Kibris Türk Görüsmecisi Dr. Kudret Özersay
Avrupa-Amerikan Ticaret Odası’nın düzenlediği konferansta bir konuşma yaparak soruları cevaplayan Müzakereci Özersay, ortak açıklamayla birlikte yeniden başlayan müzakere sürecinde hangi aşamada olunduğunu, 2008’den bu yana hangi başlıklarda ilerleme kaydedildiğini ve konular itibarıyla asıl tıkanıkların nerelerde yaşandığını anlattı. Özersay, müzakere sürecinde hem geçmişte elde edilen ilerlemelere bağlı kalınması, hem de bundan sonrasına dönük olarak bir yol haritasıyla sürecin hızlandırılması bağlamında bazı teknik sıkıntılar yaşandığını ancak tüm bunların temelinde adadaki normal olmayan duruma normal muamelesinin yapılmasının yattığını ifade etti. “Kıbrıs’ta kapsamlı çözüm olmasa da Kıbrıs Rum hükümeti adadaki tek yasal hükümet muamelesi görüyor, Kıbrıs’ta kapsamlı çözüm olmasa da Rum tarafı Avrupa Birliği’ne tam üye olabiliyor ve yine Kıbrıs’ta kapsamlı çözüm olmasa dahi Kıbrıslı Türklere de ait olduğu herkes tarafından kabul edilen doğal zenginliklerin Kıbrıslı Rumlar tarafından tek başlarına kullanılmasına izin verilebiliyor. Yani normal olmayan bu statükoya sanki ortada hiç bir sorun yokmuş gibi, normalmiş gibi davranılıyor. Bunu Kıbrıs Rum toplumunu suçlamak için söylemiyorum, bunu uluslararası toplumun ortaya koyduğu bu yaklaşımın kapsamlı çözüm bulunmasının önündeki en önemli siyasi engel olduğunu vurgulamak için söylüyorum. Bu muamele devam ettiği sürece Kıbrıs Rum toplumunun Kıbrıslı Türkler ile bugün kullanmakta olduğu yetkileri ve zenginliği neden paylaşması gerektiği sorusu cevapsız kalmaktadır. İşte tam da bu bağlamda hidrokarbon yataklarının uluslararası piyasalara aktarılması, Kıbrıslı Türklerin de rızasının alınmasına, Kıbrıslı Türklerle Kıbrıslı Rumların bu konularda işbirliği yapmasına ya da kapsamlı çözümün bulunması şartına bağlanırsa Kıbrıs’ta kısa süre içerisinde pek çok alanda olumlu ve somut gelişmeler görmek mümkün olur. Aksi durumda hidrokarbon yataklarının çözüme yardımcı değil, engel olduğunu düşünüyorum” dedi.

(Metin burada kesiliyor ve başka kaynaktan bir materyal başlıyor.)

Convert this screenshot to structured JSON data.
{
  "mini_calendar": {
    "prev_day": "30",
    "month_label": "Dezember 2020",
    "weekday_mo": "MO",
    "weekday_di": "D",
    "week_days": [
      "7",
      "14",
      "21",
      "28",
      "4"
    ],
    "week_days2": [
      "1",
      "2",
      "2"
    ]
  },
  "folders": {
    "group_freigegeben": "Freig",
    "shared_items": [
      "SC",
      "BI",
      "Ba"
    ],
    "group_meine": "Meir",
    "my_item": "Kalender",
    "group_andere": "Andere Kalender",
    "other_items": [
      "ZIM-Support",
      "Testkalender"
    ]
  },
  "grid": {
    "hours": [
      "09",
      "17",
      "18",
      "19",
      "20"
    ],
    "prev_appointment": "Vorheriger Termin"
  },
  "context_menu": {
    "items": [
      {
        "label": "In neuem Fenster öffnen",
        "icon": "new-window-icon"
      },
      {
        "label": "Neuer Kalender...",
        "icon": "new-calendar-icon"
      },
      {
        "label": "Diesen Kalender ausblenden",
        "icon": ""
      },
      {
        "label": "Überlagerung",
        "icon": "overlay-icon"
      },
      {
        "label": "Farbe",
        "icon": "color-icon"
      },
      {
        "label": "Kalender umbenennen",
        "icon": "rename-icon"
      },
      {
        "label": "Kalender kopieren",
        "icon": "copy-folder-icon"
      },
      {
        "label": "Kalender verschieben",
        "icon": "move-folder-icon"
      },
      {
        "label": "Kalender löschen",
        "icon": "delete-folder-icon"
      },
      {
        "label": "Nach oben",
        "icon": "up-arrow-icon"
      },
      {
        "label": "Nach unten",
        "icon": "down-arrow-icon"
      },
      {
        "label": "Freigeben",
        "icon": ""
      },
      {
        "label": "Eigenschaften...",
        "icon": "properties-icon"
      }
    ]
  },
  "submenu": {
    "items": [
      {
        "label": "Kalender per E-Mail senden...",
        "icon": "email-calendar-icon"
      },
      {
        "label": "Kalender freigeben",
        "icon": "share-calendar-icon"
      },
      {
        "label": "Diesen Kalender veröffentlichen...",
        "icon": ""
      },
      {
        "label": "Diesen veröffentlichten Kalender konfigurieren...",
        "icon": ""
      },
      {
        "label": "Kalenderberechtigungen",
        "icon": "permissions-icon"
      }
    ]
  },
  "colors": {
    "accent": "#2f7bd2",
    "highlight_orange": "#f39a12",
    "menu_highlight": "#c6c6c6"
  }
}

“Güven Yaratıcı Önlem Çözüme Hizmet Ederse Makbuldur”
Güven yaratıcı önemler ve Maraş konusunda son dönemlerde yapılan tartışmalara da değinen Özersay, “Güven Yaratıcı Önlem, çözüme yardımcı olacak şekilde tasarlanmazsa adadaki normal olmayan durumun daha da kalıcılaşmasına yardım etmekten başka bir işe yaramaz. Bu nedenle Güven Yaratıcı Önlem kapsamlı çözümle ilişkilendirilmek ve dengeli olmak kaydıyla güven yaratmaya hizmet edebilir. Aksi durumda birbirini besleyen değil birbirini zehirleyen iki paralel süreç ile karşı karşıya kalmış oluruz. Biz Kıbrıs Türk tarafı olarak kapsamlı çözüm önceliğinden sapmadan müzakere sürecini besleyen ve çözüm ile ilişkilendirilebilecek olan güven yaratıcı önlemlere sıcak bakabiliriz” dedi.
Müzakereci Özersay’ın bugün öğleden sonra da Fransız Uluslararası İlişkiler Enstitüsü’nde (IFRI) kapalı bir toplantıda müzakerelerde gelinen aşamayı ve sonuç alıcı bir sürecin yaratılabilmes,i için atılması gereken adımları diplomat, gazeteci ve sivil toplum örgütü temsilcilerine anlatması bekleniyor.